It's just poetry, it won't bite

Now


10.11.13 Posted in today's words by

James Owens shares the mystery of gravity, and memory, and paradise.

Now
By James Owens

1.
Summer twilights when the earth
twirled away from the monster sun,
we stretched on the lip
of a grassy hillside,
poised for one sweet moment
of daring any force to pull us down–
and pushed off, unleashing
the wild tumbler gravity
from its cage of balance,
a thumping rush
past the box elder and apple
saplings whirling twigs
over roots, the planet
reeling us to the foot of the lawn,
to stagger for our feet on the dew-wet mowing,
woozy with a confusion of axis.

Then we loved the bloodwind in our temples,
the tilting strangeness
of the world where we landed,
smell of the baked country
unfolding to the dew,
which fell, we were told, like grace.

2.
Only stop there, and memory is paradise.
That was before any of us knew gravity
would pull harder and harder still, tightening a body to the ground,
and before the attendant miseries and little infernos of betrayal.
It was before anyone died. The secret
of memory is this: what was no paradise
is paradise now, built
and rebuilt from the tilting circle of sky.

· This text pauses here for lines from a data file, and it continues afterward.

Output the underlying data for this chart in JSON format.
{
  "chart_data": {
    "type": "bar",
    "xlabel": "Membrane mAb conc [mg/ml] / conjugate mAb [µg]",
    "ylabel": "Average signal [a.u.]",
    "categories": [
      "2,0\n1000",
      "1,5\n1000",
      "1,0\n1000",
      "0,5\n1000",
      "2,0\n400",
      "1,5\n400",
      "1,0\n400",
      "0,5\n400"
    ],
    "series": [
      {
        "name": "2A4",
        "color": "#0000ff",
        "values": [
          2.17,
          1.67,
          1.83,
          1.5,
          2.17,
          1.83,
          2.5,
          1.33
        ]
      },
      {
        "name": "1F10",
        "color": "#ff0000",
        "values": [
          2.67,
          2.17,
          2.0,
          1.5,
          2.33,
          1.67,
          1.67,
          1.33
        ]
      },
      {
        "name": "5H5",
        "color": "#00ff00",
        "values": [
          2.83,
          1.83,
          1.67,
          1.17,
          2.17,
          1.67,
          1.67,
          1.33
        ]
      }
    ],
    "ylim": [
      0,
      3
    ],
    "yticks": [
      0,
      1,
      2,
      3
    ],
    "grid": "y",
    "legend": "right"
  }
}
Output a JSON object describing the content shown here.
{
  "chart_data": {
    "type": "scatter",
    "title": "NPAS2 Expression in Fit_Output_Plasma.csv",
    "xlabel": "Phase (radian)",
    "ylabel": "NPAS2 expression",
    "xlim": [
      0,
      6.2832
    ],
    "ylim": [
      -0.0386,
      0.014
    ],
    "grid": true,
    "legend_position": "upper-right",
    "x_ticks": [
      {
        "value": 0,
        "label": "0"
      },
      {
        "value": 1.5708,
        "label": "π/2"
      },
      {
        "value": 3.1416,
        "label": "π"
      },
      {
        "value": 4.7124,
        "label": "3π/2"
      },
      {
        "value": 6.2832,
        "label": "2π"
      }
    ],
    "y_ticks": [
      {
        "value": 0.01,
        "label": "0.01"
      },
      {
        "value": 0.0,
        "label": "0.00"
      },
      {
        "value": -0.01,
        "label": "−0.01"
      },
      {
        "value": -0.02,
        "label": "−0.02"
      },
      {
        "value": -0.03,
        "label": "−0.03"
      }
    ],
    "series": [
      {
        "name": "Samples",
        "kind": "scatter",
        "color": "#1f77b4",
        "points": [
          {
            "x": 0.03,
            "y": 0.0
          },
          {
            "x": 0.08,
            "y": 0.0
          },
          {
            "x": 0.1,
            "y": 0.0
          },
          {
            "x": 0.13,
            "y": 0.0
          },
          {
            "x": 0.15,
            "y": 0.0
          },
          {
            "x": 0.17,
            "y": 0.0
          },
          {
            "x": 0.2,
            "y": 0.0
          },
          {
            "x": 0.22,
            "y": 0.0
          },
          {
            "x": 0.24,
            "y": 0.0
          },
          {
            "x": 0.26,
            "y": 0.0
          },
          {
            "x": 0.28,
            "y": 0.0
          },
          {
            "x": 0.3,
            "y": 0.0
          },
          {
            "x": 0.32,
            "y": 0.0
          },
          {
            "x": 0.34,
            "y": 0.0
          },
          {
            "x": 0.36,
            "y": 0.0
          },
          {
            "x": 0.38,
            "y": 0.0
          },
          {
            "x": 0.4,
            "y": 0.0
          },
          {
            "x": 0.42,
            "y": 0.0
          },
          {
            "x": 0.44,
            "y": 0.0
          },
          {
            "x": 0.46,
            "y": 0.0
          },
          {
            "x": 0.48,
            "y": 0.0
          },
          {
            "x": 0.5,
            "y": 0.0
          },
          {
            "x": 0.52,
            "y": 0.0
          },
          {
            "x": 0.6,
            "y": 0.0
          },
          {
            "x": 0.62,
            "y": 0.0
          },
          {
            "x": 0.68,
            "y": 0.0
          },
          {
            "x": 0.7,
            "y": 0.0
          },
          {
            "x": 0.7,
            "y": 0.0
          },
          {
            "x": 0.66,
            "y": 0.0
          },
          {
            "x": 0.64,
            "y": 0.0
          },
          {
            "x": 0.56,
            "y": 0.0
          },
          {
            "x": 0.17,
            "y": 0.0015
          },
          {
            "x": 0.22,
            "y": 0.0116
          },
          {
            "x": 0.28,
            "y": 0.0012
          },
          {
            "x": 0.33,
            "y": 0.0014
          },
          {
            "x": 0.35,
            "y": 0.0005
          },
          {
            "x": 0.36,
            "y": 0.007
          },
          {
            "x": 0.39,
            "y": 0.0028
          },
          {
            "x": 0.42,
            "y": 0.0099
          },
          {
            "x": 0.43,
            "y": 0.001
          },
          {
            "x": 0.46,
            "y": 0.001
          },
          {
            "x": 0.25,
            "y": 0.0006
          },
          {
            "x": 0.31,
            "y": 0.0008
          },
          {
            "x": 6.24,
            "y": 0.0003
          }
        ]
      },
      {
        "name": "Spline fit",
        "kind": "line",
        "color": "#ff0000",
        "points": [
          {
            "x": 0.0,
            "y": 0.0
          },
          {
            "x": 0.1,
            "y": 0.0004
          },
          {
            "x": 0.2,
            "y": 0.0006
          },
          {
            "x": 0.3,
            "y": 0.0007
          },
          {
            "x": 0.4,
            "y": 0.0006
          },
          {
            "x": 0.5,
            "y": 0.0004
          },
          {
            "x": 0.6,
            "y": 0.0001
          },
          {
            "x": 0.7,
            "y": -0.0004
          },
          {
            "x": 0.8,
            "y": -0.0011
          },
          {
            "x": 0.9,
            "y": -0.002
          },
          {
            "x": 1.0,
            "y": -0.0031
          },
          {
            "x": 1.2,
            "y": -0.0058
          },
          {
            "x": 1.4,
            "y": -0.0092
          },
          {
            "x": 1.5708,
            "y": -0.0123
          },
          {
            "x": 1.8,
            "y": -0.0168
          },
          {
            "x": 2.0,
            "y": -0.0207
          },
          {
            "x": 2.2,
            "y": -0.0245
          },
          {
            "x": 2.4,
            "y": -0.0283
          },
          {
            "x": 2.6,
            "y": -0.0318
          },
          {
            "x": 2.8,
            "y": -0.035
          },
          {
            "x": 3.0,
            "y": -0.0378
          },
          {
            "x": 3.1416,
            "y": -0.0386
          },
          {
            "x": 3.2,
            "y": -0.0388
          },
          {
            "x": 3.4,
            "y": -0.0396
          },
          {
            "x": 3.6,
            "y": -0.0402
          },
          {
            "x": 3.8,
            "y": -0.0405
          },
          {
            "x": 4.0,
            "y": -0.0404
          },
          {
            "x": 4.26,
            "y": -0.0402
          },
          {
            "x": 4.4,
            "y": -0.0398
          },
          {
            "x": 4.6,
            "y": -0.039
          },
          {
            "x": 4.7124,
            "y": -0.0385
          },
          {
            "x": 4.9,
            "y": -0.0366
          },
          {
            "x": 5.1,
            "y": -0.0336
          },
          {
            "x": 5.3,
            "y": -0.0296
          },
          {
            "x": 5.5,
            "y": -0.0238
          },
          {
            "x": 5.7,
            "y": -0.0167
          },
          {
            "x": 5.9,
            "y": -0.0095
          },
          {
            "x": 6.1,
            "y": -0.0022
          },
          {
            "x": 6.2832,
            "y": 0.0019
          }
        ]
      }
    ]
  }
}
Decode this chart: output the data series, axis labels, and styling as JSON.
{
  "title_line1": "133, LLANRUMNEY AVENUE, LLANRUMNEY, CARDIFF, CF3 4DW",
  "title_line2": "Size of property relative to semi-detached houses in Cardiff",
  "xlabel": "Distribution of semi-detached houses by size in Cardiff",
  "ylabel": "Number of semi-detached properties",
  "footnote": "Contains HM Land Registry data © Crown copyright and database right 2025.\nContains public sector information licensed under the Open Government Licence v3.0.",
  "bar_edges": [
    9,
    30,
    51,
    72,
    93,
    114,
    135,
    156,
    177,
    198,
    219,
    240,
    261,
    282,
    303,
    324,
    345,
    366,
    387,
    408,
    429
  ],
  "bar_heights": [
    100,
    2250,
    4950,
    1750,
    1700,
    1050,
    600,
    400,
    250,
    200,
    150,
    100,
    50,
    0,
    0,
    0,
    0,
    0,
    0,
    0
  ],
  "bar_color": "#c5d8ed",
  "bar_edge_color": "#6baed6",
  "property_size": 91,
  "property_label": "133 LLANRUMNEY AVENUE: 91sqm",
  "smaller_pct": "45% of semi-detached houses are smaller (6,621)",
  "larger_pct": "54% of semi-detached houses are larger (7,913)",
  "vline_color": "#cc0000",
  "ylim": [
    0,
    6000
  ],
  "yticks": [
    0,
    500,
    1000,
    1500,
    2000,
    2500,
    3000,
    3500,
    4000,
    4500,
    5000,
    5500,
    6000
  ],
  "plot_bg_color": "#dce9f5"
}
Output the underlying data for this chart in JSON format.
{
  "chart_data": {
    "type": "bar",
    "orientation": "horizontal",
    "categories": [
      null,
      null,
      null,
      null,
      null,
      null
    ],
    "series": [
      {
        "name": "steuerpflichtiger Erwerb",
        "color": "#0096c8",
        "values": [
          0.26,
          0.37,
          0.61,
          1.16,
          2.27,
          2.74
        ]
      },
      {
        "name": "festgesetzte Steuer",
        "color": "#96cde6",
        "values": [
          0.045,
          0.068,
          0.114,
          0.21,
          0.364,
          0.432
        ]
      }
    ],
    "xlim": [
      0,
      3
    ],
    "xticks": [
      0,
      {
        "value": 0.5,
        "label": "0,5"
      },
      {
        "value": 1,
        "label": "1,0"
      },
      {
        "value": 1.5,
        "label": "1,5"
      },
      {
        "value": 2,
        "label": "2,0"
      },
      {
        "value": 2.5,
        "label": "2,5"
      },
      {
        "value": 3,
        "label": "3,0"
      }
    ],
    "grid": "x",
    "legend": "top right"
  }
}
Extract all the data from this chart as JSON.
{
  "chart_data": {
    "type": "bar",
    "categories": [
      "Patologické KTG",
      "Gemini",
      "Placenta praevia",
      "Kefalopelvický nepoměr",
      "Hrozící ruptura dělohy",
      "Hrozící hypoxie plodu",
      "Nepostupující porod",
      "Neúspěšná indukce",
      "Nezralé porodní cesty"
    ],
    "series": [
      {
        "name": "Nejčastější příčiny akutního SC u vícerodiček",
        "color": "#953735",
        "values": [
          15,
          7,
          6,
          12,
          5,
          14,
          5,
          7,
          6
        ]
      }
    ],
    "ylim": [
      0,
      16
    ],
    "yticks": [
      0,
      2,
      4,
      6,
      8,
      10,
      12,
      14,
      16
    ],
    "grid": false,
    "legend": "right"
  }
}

What I love now is the precarious hold
before that dizzying lunge focuses you at the center,
dim bushes and stars freshly set in heaven
all revolving on a point, vantage where I watched
and watch–half gut-sick with speed–
sweeps of time, great scything turns of space.

 



One Response to “Now”

  1. Ah, life, so serene. I want to stretch out on that grassy hillside.